Si aspettava un primo tempo così?
"Non abbiamo fatto bene, ma c'è da dare merito al Monza che ha fatto bene sul palleggio corto. Loro hanno chiuso meritatamente in vantaggio, mentre nella ripresa abbiamo avuto occasioni sullo 0-2 e potevamo anche riprenderla. Sotto il profilo dell'impegno la squadra ha avuto una reazione, ma abbiamo pagato un primo tempo non bello".

Doveva arrivare prima questa reazione?
"Può essere il rammarico di queste 18 giornate, essendo in linea con quello che abbiamo fatto fino ad oggi alternando cose buone a cose meno buone. Nel finale abbiamo avuto l'occasione del 3-3,ma avevamo bisogno di una prestazione diversa e non è arrivata".

Meglio nella ripresa con più cross?
"Non ho i cross nella mia idea di calcio, però ad un certo punto abbiamo provato anche quello. Con l'ingresso di castagnetti abbiamo fatto meglio. Peccato, ma c'è da salvare l'impegno di una squadra andata sotto 0-3 anche se non basta".

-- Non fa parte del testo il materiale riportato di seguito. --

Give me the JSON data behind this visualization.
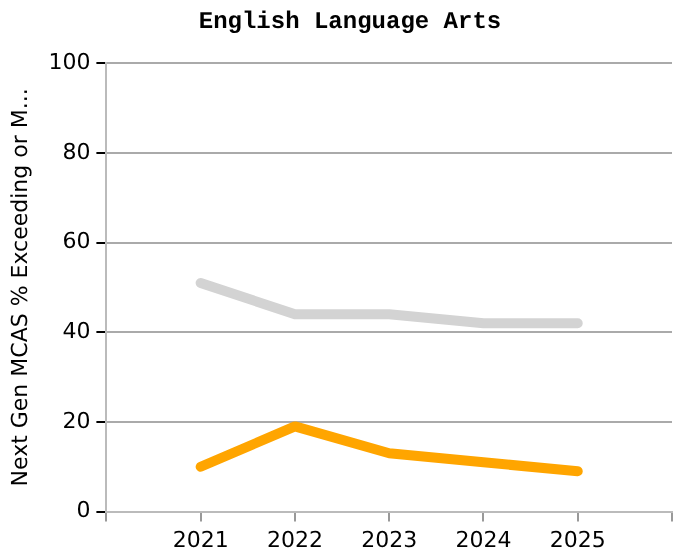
{
  "chart_data": {
    "type": "line",
    "title": "English Language Arts",
    "ylabel": "Next Gen MCAS % Exceeding or M...",
    "x": [
      2021,
      2022,
      2023,
      2024,
      2025
    ],
    "series": [
      {
        "color": "#d3d3d3",
        "values": [
          51,
          44,
          44,
          42,
          42
        ]
      },
      {
        "color": "#ffa500",
        "values": [
          10,
          19,
          13,
          11,
          9
        ]
      }
    ],
    "xlim": [
      2020,
      2026
    ],
    "xticks": [
      {
        "value": 2020,
        "label": null
      },
      2021,
      2022,
      2023,
      2024,
      2025,
      {
        "value": 2026,
        "label": null
      }
    ],
    "ylim": [
      0,
      100
    ],
    "yticks": [
      0,
      20,
      40,
      60,
      80,
      100
    ],
    "grid": "y",
    "legend": false,
    "marker": "none",
    "line_style": "solid"
  }
}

Sente la squadra ancora con lei?
"Non ci sono dubbi, poi quando fai le scelte ci sono giocatori contenti e altri meno. Quando non vengono i risultati viene meno la fiducia, ma la squadra ha sempre lavorato e me l'ho sempre sentita mia".

Crede che sarà ancora in panchina martedì in Coppa Italia?
"Sono grato alla Cremonese. Sono un allenatore professionista, non è andata benissimo ma anche oggi la squadra ha mostrato un'identità. Sono a disposizione, la squadra è viva e ce la può fare".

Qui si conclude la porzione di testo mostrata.